介護施設でCOVID‑19感染者が出た場合の消毒・清掃はどうすればよいか

介護施設では、多くの高齢者を収容します。基礎疾患を抱えている方が多い上、認知症を患っている場合は感染対策への協力を仰ぐことも難しく、介護サービスの事業者は日頃から厳しい基準を設けて感染予防を実施しています。

しかし、要介護者をケアするというサービスの性質上、どうしても人同士の接触は発生するものです。どんなに気をつけていても、感染者が出てしまうリスクはゼロにできません。

このページでは、介護施設でCOVID‑19(新型コロナウイルス感染症)が出た場合に、どういった対策を取ればよいか。厚生労働省老健局がまとめている(社会福祉施設等における感染拡大防止のための留意点について)などを参照しながらまとめてみたいと思います。

COVID-19感染者が出た場合にすべきこと

まずは、介護施設の利用者、あるいは職員にCOVID-19の感染者が出た場合にまず行うべきことを見ていきましょう(確定していなくても、感染が疑わしければ以下の取り組みが推奨されます)。

情報共有・報告

介護施設の関係者にCOVID-19の感染者が出た場合、まず行うべきことは施設全体、そして利用者の家族への情報共有です。

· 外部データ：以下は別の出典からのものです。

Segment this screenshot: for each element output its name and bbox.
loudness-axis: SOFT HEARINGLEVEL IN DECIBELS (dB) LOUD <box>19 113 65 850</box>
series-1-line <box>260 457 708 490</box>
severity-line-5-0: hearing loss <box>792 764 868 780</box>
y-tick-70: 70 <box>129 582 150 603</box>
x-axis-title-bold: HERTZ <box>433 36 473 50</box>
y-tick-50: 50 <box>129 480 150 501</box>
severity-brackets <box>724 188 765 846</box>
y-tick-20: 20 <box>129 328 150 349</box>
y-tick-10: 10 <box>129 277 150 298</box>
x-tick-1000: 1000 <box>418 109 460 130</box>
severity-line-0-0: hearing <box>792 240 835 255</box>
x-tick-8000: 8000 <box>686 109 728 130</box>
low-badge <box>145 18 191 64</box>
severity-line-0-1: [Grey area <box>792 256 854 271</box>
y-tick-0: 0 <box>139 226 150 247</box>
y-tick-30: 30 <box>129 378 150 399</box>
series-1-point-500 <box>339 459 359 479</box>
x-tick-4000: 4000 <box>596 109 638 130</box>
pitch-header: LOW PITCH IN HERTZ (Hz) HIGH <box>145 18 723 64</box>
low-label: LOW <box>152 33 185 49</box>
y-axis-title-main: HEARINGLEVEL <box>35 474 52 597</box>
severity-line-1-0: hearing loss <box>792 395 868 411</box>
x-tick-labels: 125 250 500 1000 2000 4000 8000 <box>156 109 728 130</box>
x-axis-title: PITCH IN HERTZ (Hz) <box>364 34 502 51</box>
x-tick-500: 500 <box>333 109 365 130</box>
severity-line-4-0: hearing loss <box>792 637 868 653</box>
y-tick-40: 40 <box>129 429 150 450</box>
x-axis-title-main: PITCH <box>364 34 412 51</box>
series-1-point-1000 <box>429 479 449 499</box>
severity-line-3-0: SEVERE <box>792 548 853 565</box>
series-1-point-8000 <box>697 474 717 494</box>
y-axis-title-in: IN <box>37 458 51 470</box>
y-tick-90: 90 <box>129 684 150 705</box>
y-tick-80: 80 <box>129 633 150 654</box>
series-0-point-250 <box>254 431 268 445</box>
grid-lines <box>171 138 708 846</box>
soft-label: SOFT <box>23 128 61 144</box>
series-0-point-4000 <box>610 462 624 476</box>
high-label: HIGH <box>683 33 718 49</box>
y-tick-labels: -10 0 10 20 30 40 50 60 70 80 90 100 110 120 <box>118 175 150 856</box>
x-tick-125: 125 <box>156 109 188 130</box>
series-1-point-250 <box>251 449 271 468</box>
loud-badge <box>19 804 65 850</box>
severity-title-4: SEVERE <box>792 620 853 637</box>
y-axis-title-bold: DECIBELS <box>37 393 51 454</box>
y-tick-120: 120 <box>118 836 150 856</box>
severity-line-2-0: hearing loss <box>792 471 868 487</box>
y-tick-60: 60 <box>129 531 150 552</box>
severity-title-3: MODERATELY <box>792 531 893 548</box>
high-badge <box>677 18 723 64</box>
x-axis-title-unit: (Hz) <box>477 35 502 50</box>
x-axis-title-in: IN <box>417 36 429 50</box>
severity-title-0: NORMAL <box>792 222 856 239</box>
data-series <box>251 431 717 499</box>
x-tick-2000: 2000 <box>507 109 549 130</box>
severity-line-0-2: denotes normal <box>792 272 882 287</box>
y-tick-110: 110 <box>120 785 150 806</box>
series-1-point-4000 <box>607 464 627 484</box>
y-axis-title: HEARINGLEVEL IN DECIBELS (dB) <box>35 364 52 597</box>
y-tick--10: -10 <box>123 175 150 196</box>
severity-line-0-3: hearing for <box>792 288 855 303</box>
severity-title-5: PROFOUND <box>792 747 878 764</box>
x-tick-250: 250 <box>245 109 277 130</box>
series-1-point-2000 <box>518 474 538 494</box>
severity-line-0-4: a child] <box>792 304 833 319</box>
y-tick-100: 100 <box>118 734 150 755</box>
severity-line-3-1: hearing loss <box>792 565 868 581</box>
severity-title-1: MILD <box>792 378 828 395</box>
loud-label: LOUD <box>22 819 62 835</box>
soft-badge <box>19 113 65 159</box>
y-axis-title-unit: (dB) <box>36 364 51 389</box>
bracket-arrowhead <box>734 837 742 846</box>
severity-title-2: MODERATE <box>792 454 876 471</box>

また、指定権者の市町村への連絡も忘れずに行う必要があります。

感染疑いの場合も同様の連絡が必要ですが、独自に判断するのではなく、まずは「新型コロナウイルスに関する相談・医療の情報や受診・相談センター」
へ電話し、指示を仰ぐことが大切です。

消毒・清掃の実施

関係各所への情報共有を行ったら、施設内の消毒を行います。
感染が確定している場合は、保健所のスタッフから指導があるケースも多いです。指示に従って、消毒や清掃を実施してください。

手順としては、COVID-19患者の居室、そしてその利用者が使ったと思われる共有スペースをすべて洗い出し、消毒用エタノール(または次亜塩素酸ナトリウム液を含む消毒薬)で清拭するのが一般的です。

消毒用エタノールは、濃度70%以上95%以下、次亜塩素酸ナトリウム(塩素系漂白剤)は、濃度0.05%が推奨されています。次亜塩素酸ナトリウムに関しては、肌に付着すると火傷してしまったり、酸性のものと混ぜると塩素ガスが発生する恐れがあります。扱いには十分注意しましょう。

モノに付着したウイルスの除菌については、厚生労働省のホームページ(新型コロナウイルスの消毒・除菌方法について|厚生労働省)で詳しく方法が紹介されています。施設のスタッフが対応する場合は事前にこちらを確認されることをおすすめします。

もちろん、消毒・清掃業者に委託するのも自由です。専門知識がないと不安、という場合は、外部業者を検討されてみてください。

なお、自分たちで対応するにせよ、外部に委託するにせよ、費用は自己負担です。ただ、多くの地方自治体はCOVID-19患者が出た施設の消毒や清掃に対して、補助金制度を用意しています。各公式サイトで給付要件等が好評されていますから、消毒の実施と並行して調べておくと良いでしょう。

疫学調査への協力

COVID-19患者が出た場合、保健所はそれ以上の感染拡大を防ぐために疫学調査を行います。介護施設にも、その調査への積極的な協力が求められています。

具体的には、濃厚接触者の特定と共有です。またそのために、ケア記録や面会者の情報提供を行うこともあります。

ちなみに、濃厚接触者として疑うべき条件は、以下のようなものです。

  • COVID-19患者と長時間の接触があった
  • 適切な感染対策をせずにCOVID-19を診察・看護・介護していた
  • COVID-19への感染が疑われる人の気道分泌液・体液・排泄物等の汚染物質に触れた(可能性がある)

オミクロン株においては、これ以上に厳しい条件で濃厚接触者と判断されます。いずれにせよ保健所の指示に従いながら、透明性の高い情報共有を行うことが最善と言えます。